After apparently refusing to make themselves available to be served with court documents regarding an action instituted against the ruling National Democratic Congress (NDC), the accountant, who was fired recently by the party, has secured a court order to serve the party’s officials by substitution.
The accountant, Mathias Mokono Wilson, revealed in his statement of claim how the Mahama-led NDC government paid a total of over GH¢5.5 million to the Electoral Commission (EC), the reason for which is yet to be established – after which the party gave him the marching order to vacate the office.
Mr. Wilson, whose dismissal triggered the court action, could not succeed in serving the party he had served for 23 years the initial court papers, compelling him to seek an order for substituted service.

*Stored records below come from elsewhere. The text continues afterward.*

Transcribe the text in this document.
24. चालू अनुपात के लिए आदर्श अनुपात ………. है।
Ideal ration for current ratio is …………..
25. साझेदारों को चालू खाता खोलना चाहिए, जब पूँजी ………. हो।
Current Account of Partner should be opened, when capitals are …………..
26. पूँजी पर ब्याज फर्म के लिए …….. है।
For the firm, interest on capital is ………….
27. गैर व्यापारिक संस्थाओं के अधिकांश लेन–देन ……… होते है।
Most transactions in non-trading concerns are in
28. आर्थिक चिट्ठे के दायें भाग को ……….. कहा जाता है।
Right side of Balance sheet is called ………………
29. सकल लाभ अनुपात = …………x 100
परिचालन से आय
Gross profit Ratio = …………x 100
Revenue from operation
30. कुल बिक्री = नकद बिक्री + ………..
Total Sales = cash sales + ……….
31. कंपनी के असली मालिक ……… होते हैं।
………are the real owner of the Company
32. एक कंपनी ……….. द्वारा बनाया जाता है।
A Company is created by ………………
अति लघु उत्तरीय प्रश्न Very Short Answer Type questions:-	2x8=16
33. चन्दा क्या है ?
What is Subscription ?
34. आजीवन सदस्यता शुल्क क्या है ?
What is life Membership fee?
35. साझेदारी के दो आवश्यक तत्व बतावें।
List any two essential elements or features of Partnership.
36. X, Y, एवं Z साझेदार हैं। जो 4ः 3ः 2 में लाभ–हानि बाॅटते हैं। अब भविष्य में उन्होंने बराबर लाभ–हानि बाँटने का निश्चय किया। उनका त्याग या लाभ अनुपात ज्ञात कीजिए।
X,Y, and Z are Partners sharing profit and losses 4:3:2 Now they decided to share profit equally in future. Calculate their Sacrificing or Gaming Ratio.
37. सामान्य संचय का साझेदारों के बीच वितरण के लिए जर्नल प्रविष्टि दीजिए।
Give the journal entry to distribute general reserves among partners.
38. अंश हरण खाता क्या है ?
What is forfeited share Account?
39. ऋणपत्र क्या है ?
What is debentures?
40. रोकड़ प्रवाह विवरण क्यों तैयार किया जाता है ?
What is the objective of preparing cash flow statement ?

The NDC had obviously been avoiding service and as a result, his lawyer, Prince Frederick Nii Ashie Neequaye, moved a motion for an order of substituted service at the Industrial and Labour Court Division of the High Court in Accra and secured the order last Tuesday.
The defendants, who are going to be served through a substituted service include the General Secretary, Johnson Asiedu-Nketiah; Vida Addae, a Deputy Treasurer; Samuel Ofosu Ampofo, NDC Director of Elections and Dr. Karl Mark-Arhin, whose appointment to the Electoral Commission’s controversial Steering Committee stoked heated political debate.
The rest are Mahdi Gibril, who ran errands for the party during the Presidential Election Petition at the Supreme Court in 2013 as well as Emmanuel S. Zumakpe, Director of Administration for the party.
The court order, signed by Stephen Afotey, the Registrar, indicated, “It is hereby ordered that the Writ of Summons and Statement of Claim with the order of substituted service be served on the defendants” by pasting copies in places like the Notice Board of the Law Court Complex, Accra, as well as pasting copies on the walls of the NDC Headquarters situated on Adama Street, Adabraka, Accra.
The court also ordered the plaintiff to serve the process on “any adult inmate found at the secretariat of the NDC, as well as deliver the process “to any security man found at the NDC Headquarters gate at Adabraka, preferably Victor K. Boampong, Kofi Forson or John Agbesi Mawuena.”
In the statement of claim, the beleaguered accountant revealed how the ruling party paid a whopping GH¢5,544,630 to the EC without receipts.
Giving details of the payments to the EC, the accountant said there were different cheques he withdrew together with Mr. Asiedu Nkeatia on different dates at Societe Generale, Accra Main on behalf of the EC, although he admitted, “I am not a signatory to the NDC account.”
“The first cheque was GH¢630,000; the second cheque was GH¢357,000; the third cheque was GH¢2 million then followed by GH¢2.199, 340, then GH¢69,315; GH¢54,975; GH¢140,000 and GH¢100,000 – totaling GH¢5.544,630,” he revealed.
He wants damages for loss of leave for 23 years and loss of gross salary at GH¢3,574.50 per month multiplied by 3 months in lieu of notice.
“The plaintiff states that his salary of GH¢3,574.50 x 23 years x 2 will come to GH¢164,427.00 plus the pay for 3 months which is GH¢3,574.50 x 3 his entire loss incomes to GH¢175,150.50 excluding his leave allowance for the 23 years.
“The EC delegated two people- a man and a woman – with a huge van and collected the gargantuan cash of GH¢5,544,630.00 and as of 5th February, 2016, the 2nd Defendant (Asiedu Nketia) has still not accounted for the paid cash,” Mathias Wilson made the claims in court documents he filed against his unlawful dismissal.
The EC reportedly demanded physical cash instead of a cheque and the NDC, after cashing the cheques, put the GH¢5,544,630.00 in a van and handed it over to two EC staff for onward transmission to the Commission.
Cheques Vrs Cash
He averred, however, that the Commission rejected the cheque with the excuse that “the Electoral Commission does not accept cheques but cash.”
Mr Wilson claimed that when the EC rejected the cheque Mr Asiedu Nketia subsequently sent him to the bank for the money.
“The bank manager informed the Plaintiff that the cash was so much to be paid over the counter and so she will make payment orders to the Electoral Commission of Ghana. Asiedu Nketia, the 2nd Defendant, said ‘No’ and that they needed cash so the Plaintiff decided to issue two cheque payment vouchers on 7th December, 2015 for GH¢2,000,000.00 and the other one on the same 7th December , 2015 for GH¢2,199,340.00 which the said vouchers, according to the 2nd Defendant, were received by Gyanu Edgar, an employee of the Electoral Commission,” Plaintiff averred.